Leur routine se brise lorsque Matthias Le Goff (Nicolas Gob), nageur professionnel, débarque. Il a traité un journaliste de «pédé» en direct à la télé. Tollé général et sanction: Matthias doit, pour se racheter, entraîner l'équipe des Crevettes pailletées et mener ses joueurs jusqu'aux Gay Games à Split, en Croatie, sorte de JO 100% LGBT. S'il refuse, il ne pourra pas participer à sa prochaine compétition nationale de natation.

Sabrina, fiesta et ecsta

Il y a certes une cascade de clichés et la morale du film est très prévisible mais cette comédie feel good remplit tout à fait sa part du marché sur le plan de l'humour. Elle n'a pas reçu le prix spécial du jury au Festival de la comédie l'Alpe d'Huez pour rien. Des blagues (sous la ceinture) et un roadtrip délirant dans un bus touristique à deux étages sont les ingrédients principaux. On dirait un mélange entre l'équipe du «Grand Bain» (en plus sexy) et celle de «Priscilla, folle du désert» (tout aussi extravagante).
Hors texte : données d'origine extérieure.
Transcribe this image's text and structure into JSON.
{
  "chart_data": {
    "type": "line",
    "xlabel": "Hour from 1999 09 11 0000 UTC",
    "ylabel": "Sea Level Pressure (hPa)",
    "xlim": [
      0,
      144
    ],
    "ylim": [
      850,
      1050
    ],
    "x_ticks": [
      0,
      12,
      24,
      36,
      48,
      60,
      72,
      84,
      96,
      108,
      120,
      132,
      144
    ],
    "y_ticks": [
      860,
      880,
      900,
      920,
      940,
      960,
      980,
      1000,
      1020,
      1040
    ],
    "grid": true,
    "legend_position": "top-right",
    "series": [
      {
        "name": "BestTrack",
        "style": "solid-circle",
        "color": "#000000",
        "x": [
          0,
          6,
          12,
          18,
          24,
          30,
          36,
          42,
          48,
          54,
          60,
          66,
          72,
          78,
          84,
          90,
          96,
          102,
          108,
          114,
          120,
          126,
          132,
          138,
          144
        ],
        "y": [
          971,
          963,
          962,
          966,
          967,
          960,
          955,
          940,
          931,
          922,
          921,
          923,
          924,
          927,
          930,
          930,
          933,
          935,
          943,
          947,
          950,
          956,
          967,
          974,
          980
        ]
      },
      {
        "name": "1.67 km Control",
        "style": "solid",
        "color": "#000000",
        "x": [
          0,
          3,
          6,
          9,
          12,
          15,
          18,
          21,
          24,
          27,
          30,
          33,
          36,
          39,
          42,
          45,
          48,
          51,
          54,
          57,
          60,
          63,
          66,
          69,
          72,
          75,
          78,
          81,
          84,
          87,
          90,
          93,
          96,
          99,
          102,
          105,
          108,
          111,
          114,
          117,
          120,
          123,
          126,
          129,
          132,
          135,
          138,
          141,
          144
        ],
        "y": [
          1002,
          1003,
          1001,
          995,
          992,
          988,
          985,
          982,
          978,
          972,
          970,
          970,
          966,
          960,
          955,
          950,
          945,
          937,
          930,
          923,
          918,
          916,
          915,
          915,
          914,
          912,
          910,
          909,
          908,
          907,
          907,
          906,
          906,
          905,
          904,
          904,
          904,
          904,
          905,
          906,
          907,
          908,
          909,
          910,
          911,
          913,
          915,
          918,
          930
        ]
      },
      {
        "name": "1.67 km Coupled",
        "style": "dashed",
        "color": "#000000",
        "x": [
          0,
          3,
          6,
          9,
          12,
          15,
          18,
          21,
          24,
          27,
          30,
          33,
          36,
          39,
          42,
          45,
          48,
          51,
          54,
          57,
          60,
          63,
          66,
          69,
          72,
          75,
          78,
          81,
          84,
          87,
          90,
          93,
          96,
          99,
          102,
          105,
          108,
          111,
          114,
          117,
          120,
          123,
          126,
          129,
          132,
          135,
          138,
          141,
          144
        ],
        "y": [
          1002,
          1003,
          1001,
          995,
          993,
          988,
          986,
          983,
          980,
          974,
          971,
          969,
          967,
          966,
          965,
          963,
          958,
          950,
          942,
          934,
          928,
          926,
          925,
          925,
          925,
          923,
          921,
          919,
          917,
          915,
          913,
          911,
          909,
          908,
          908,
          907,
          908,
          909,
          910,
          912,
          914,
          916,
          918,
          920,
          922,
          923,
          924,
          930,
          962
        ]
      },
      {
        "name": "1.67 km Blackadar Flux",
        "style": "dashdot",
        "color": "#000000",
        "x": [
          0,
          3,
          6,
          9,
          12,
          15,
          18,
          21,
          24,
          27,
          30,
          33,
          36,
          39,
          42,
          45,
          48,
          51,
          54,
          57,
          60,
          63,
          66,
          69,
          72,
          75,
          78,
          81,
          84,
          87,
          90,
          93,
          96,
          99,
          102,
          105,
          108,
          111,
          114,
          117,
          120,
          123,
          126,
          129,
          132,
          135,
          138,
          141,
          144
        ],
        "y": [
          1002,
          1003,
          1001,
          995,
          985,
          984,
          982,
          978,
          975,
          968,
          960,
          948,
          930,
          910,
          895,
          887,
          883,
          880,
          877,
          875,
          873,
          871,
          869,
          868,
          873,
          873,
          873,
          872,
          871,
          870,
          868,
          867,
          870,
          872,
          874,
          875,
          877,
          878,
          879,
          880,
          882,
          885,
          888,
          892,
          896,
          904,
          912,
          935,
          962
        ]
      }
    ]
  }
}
Une partie de l'équipe des Crevettes pailletées aux Gay Games

Filmer des personnages qui se déhanchent sur «Boys, Boys, Boys» de Sabrina, ne pensent qu'à la fête, à la drogue ou à s'envoyer en l'air grâce à une application ne va pas forcément servir à la communauté gay. Mais le film va plus loin que cette première impression.

Au fil des 100 minutes d'images, on oublie leur sexualité et on s'intéresse à leurs problèmes: un père de famille absent, des soucis de santé, un cœur brisé ou la solitude d'une personne âgée. L'homophobie n'est pas non plus épargnée. Une scène de violence choque. les insultes fusent parfois. On remarque d'ailleurs que les personnes LGBT sont très dures entre elles. Si les réalisateurs, Cédric Le Gallo et Maxime Govare, n'évitent pas les stéréotypes, le scénario est bien ficelé et prône l'ouverture d'esprit et la tolérance jusqu'à la scène finale qui nous laisse entre les larmes et le sourire.